What's the Municipal Over Bond (MOB) Spread?
What is the MOB spread?
-- Sidney J. Friedman
There you go again -- always asking the questions so many are dying to know the answers to, but too proud to ask. You are the sworn enemy of fixed-income ignorance! I salute you.Ah, the MOB spread. Takes me back to my Bond Buyer days, when the Internet was mewling and puking in the nurse's arms and the Treasury yield curve was positively sloped. (The Bond Buyer, where I was a reporter for a couple of years, is the daily newspaper of the municipal bond market, and the M in MOB stands for municipal.) So, what is the MOB spread? MOB stands for municipal over bond. The MOB spread is the difference in price between the municipal bond futures contract listed on the Chicago Board of Trade and the Treasury bond futures contract listed on the same exchange. The muni futures contract is the "municipal" in MOB, and the Treasury contract is the "bond." The CBOT lists various muni and Treasury contracts, with different expiration dates. Unless otherwise specified, the contracts involved in the MOB spread are the ones that are closest to expiration, without being less than a month from expiration. The futures contracts roughly track the underlying markets. When the Treasury market is going up in price (when yields are falling), the Treasury futures contract generally also rises. Same with the muni contract.

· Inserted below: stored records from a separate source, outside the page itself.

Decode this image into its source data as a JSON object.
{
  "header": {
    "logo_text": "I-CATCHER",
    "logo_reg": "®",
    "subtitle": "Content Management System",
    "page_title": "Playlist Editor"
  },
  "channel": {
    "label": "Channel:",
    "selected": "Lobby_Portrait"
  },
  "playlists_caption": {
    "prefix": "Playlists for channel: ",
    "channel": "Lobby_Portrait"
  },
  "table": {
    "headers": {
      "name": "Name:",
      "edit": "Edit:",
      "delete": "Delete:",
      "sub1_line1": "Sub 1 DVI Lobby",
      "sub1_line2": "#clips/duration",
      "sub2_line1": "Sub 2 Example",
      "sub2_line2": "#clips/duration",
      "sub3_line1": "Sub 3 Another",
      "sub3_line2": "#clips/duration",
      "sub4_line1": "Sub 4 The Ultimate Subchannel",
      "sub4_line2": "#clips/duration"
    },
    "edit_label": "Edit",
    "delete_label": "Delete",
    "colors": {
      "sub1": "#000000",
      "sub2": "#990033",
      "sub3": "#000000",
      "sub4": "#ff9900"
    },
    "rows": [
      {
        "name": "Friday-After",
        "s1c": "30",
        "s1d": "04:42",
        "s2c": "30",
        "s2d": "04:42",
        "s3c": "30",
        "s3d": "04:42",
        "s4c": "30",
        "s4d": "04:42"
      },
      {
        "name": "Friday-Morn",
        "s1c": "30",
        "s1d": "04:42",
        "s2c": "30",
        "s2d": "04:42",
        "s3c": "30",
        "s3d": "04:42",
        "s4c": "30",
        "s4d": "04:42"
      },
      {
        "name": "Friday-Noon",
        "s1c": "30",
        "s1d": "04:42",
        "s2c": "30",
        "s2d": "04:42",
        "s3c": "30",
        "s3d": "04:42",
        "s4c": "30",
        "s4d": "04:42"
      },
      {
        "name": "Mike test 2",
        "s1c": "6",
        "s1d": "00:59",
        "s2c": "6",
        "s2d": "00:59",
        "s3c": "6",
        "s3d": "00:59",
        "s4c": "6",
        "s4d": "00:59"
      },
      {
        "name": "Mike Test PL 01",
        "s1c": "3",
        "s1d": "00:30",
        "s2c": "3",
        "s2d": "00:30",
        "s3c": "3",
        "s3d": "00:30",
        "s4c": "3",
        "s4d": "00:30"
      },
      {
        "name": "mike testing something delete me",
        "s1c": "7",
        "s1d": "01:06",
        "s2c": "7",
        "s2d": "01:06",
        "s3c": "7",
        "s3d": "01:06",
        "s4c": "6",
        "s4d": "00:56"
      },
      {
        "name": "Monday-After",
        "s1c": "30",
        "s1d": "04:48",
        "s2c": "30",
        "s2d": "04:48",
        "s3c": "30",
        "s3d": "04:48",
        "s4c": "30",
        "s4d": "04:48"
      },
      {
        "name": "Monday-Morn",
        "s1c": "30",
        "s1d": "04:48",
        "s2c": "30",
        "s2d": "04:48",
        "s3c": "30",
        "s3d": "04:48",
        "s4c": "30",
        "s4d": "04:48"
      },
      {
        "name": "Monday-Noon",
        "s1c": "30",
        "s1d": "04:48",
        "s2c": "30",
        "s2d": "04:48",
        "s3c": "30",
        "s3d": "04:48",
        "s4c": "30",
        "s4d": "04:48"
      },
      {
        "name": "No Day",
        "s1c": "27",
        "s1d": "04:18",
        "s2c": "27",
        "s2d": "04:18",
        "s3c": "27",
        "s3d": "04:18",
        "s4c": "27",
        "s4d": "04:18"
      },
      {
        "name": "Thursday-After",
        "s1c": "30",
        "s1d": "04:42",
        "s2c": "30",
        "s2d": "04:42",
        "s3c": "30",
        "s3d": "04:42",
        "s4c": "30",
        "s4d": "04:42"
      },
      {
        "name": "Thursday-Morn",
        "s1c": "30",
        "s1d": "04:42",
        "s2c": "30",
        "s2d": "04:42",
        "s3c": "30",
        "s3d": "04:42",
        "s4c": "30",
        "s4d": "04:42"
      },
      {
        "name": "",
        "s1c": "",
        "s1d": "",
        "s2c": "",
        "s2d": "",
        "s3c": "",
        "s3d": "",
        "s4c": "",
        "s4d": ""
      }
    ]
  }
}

Thus, the MOB spread rises and falls based on the relative performance of the Treasury and municipal bond markets. When munis are outperforming Treasuries, the muni contract will rise more (or fall less) than the Treasury contract, the MOB spread will rise or widen. Conversely, when the Treasuries are outperforming munis, the MOB spread will fall or narrow. To profit from a rising MOB spread, a trader would pair a long position in the muni contract with a short position in the Treasury contract. Even if both contracts went down in price, as long as the muni contract outperformed the Treasury contract the trade would be profitable. Conversely, to profit from a falling MOB spread, a trader would pair a short position in the muni contract with a long position in the Treasury contract. Because of its speculative nature, MOB trading is done mainly by professionals.